Let us take as an example FlightStats. They have a pretty good web site with useful tools. They know how to track flights and seems to be doing it well. Now let us look at their facebook application. It is just a scaled down version of a web site.
When you design Facebook application you need to aim to please two audiences. The first is obviously a user who has installed the application. He will see it on his profile page and can use it to access some information or to do something. The second, the most important audience, is his "friends" - people who visit his profile page.
The value of putting every piece of information which user might ever need to his facebook page is dubious. You have to be seriously addicted to Facebook to make it your main window into the world and prefer feature-stripped and scaled-down facebook applications to real web sites, which are just one click away in the very same browser which you are using to access facebook. Call me old-fashioned, but I would rather go to google.com than install and use Google search widget on my face book page. So the first question to ask yourself is: what are the reasons for profile owner to keep your application on his profile page? How it is useful to him or her?
When we are talking about profile owner "friends" we should consider, whenever they are interested to see the application on somebody else profile page. For example, if I am to add Flight Stats application, would my friends be interested to track my mover flying to visit me for Christmas? Thus, the second question one should ask yourself is whenever the facebook application you are developing will be interesting or useful for other people to see on user profile.
By now you can probably figure out how to design good facebook application. Keeping these two audiences in mind and trying to present useful functionality to both of them (which does not have to be the same! The application could look and behave differently depending who is using it - a profile owner or a visitor).
If you are serious about developing not just good but great applications you should find a way to explore unique advantages of the facebook platform. Ask yourself, what it is you can do on facebook which you could not do on your regular web site? Most obvious thing is to explore users social graph. For example, you can try to build features engaging user friends. Take a closer look at the most popular applications out there. They all engage users in this manner: leave a message on somebody's wall, send somebody a virtual gift, take a compatibility test together, challenge your friend to a game or quiz, compare tastes, etc. This gives users a chance to interact with each other and this is what really makes facebook applications viral (the holy grail of all web marketing people nowadays).
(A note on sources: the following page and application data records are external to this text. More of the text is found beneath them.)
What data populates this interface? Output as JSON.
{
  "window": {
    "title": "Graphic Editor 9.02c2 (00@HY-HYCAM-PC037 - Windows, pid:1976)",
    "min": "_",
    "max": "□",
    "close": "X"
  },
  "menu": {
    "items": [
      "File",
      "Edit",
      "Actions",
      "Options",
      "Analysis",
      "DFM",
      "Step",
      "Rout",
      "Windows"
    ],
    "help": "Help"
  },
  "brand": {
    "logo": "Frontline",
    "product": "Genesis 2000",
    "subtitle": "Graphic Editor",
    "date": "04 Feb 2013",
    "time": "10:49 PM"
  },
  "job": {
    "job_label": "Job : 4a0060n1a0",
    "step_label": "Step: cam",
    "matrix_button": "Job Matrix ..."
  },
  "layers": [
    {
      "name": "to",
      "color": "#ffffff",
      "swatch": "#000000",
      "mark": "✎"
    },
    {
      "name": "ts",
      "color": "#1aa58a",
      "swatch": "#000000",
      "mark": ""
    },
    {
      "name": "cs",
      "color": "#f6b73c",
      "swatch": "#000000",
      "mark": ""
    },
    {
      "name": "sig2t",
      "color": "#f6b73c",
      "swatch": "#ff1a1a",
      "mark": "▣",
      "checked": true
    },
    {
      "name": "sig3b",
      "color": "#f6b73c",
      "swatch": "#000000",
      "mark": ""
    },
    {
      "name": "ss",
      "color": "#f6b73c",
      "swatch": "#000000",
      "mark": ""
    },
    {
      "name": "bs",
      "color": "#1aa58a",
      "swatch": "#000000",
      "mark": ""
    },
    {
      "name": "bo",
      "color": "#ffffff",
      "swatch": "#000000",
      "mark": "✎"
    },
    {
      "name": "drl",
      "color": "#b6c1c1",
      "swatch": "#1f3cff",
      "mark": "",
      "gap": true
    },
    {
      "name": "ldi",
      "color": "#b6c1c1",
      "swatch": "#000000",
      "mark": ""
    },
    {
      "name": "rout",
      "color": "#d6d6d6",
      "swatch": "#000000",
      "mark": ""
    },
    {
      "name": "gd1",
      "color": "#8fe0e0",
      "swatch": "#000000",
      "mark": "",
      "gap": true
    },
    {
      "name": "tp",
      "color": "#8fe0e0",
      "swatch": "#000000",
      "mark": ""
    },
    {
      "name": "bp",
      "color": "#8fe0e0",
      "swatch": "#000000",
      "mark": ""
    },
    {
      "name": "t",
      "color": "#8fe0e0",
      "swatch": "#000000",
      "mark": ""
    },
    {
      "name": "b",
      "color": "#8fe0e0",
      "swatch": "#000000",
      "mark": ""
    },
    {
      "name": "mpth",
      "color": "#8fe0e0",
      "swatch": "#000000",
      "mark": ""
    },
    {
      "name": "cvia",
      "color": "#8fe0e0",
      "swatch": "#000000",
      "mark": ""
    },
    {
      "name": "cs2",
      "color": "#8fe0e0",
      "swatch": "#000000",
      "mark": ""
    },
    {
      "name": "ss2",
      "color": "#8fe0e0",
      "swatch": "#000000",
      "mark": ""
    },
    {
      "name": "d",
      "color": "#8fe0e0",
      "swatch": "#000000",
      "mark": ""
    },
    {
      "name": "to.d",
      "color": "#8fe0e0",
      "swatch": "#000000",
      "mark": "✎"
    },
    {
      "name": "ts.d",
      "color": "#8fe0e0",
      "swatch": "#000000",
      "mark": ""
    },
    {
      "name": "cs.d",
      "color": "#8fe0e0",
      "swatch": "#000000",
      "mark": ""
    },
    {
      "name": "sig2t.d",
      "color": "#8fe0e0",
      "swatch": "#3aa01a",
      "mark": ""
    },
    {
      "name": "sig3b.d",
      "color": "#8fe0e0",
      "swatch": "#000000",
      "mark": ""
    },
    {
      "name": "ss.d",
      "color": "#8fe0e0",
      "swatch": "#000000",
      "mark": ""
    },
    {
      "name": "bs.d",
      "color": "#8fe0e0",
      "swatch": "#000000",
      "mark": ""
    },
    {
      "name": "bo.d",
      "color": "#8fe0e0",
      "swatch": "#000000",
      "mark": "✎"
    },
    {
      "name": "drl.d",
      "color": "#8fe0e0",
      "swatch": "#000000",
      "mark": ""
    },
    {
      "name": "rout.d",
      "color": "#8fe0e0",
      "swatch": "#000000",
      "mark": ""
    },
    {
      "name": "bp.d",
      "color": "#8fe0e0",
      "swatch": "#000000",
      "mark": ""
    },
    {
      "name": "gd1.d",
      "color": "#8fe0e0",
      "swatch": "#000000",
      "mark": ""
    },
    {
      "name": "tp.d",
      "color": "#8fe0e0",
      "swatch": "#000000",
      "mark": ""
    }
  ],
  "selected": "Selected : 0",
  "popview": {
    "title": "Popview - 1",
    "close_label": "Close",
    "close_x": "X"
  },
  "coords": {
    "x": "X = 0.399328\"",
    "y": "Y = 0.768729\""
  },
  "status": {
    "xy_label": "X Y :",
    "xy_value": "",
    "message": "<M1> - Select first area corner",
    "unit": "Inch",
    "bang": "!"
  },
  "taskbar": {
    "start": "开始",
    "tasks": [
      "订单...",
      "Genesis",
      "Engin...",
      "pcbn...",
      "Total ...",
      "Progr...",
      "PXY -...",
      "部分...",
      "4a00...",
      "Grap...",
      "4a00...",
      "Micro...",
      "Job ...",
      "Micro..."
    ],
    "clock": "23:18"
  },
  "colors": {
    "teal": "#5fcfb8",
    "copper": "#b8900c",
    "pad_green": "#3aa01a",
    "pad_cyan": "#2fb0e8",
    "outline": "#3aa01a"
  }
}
Speaking about viral aspect: it feeds on something called netowork effects. To exploit that, you need our application to become even more useful with more users adding it. This way the value of application for each user grows with the number of users who have also added it. Let users help to distribute your application. For example taking a movie quiz and putting results on your page could be interesting. But allowing user to challenge one of his friends to take a movie and compare results makes your application viral.